- Oxford PV has announced 28.6% ‘record’ conversion efficiency for commercial sized tandem cell
- The 258.15 cm² sized perovskite thin-film cell was deposited on silicon HJT cell at its integrated production line in Germany
- The company says it has committed initial production of its tandem cells and is ramping up to higher volumes
The University of Oxford spin-off Oxford PV has announced a ‘record’ efficiency of 28.6% for commercial sized solar cell using perovskite-silicon configuration produced at its integrated production line in Brandenburg an der Havel, Germany.
It achieved this efficiency on a commercial-sized M4 (258.15 cm²) solar cell with the perovskite thin-film cell was deposited onto a conventional silicon heterojunction (HJT) cell.
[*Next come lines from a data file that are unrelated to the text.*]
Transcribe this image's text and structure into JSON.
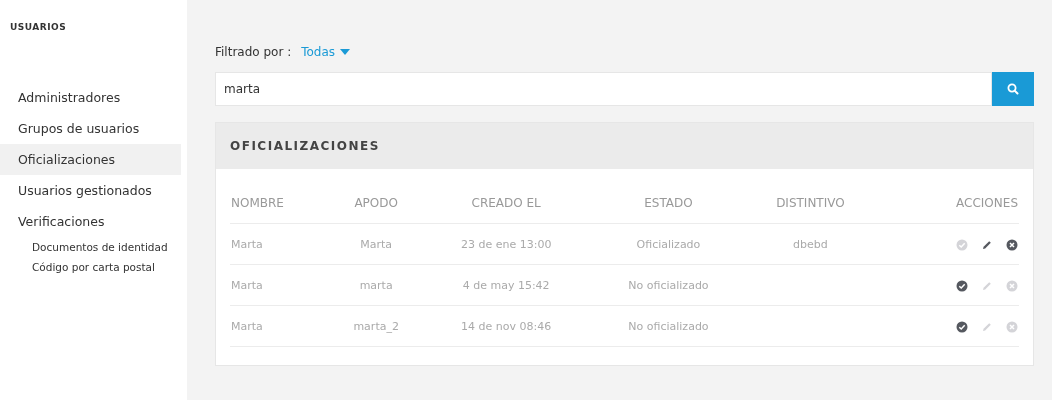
{
  "sidebar": {
    "title": "USUARIOS",
    "items": [
      {
        "label": "Administradores",
        "selected": false
      },
      {
        "label": "Grupos de usuarios",
        "selected": false
      },
      {
        "label": "Oficializaciones",
        "selected": true
      },
      {
        "label": "Usuarios gestionados",
        "selected": false
      },
      {
        "label": "Verificaciones",
        "selected": false,
        "children": [
          {
            "label": "Documentos de identidad",
            "selected": false
          },
          {
            "label": "Código por carta postal",
            "selected": false
          }
        ]
      }
    ]
  },
  "filter": {
    "label": "Filtrado por :",
    "value": "Todas"
  },
  "search": {
    "value": "marta"
  },
  "panel": {
    "title": "OFICIALIZACIONES",
    "columns": [
      "NOMBRE",
      "APODO",
      "CREADO EL",
      "ESTADO",
      "DISTINTIVO",
      "ACCIONES"
    ],
    "rows": [
      {
        "cells": [
          "Marta",
          "Marta",
          "23 de ene 13:00",
          "Oficializado",
          "dbebd"
        ],
        "actions": [
          {
            "kind": "approve",
            "disabled": true
          },
          {
            "kind": "edit",
            "disabled": false
          },
          {
            "kind": "reject",
            "disabled": false
          }
        ]
      },
      {
        "cells": [
          "Marta",
          "marta",
          "4 de may 15:42",
          "No oficializado",
          ""
        ],
        "actions": [
          {
            "kind": "approve",
            "disabled": false
          },
          {
            "kind": "edit",
            "disabled": true
          },
          {
            "kind": "reject",
            "disabled": true
          }
        ]
      },
      {
        "cells": [
          "Marta",
          "marta_2",
          "14 de nov 08:46",
          "No oficializado",
          ""
        ],
        "actions": [
          {
            "kind": "approve",
            "disabled": false
          },
          {
            "kind": "edit",
            "disabled": true
          },
          {
            "kind": "reject",
            "disabled": true
          }
        ]
      }
    ]
  }
}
Oxford PV says this conversion efficiency is substantially higher than that of mainstream silicon-only solar cells that average 22% to 24%.
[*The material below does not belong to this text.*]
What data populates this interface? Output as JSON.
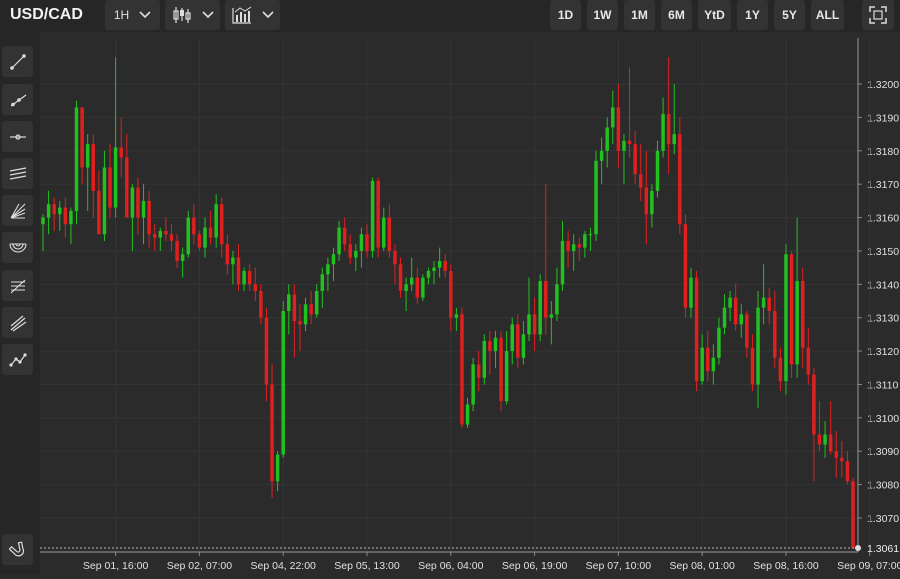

Previously, the technology company achieved 26.8% efficiency for a commercial sized cell, certified by Germany’s Fraunhofer ISE.
“Our latest efficiency achievement of 28.6% is more than 1.5% above our record set last year and exceeds our own roadmap plan of 1% annual increases,” said Oxford PV’s CTO Chris Case. “These record-setting solar cells are made on the same production line as our 27% efficient commercial solar cells, which already meet strict performance and reliability targets.”
The company is part of a Fraunhofer ISE led consortium that aims to accurately measure perovskite-based tandem solar modules via a solar simulator prepared by Wavelabs (see Solar Simulator For Tandem Modules).
Oxford PV says its Brandenburg line has committed initial production of its tandem solar cells for integration by solar module manufacturing partners and it is ramping up to higher volumes.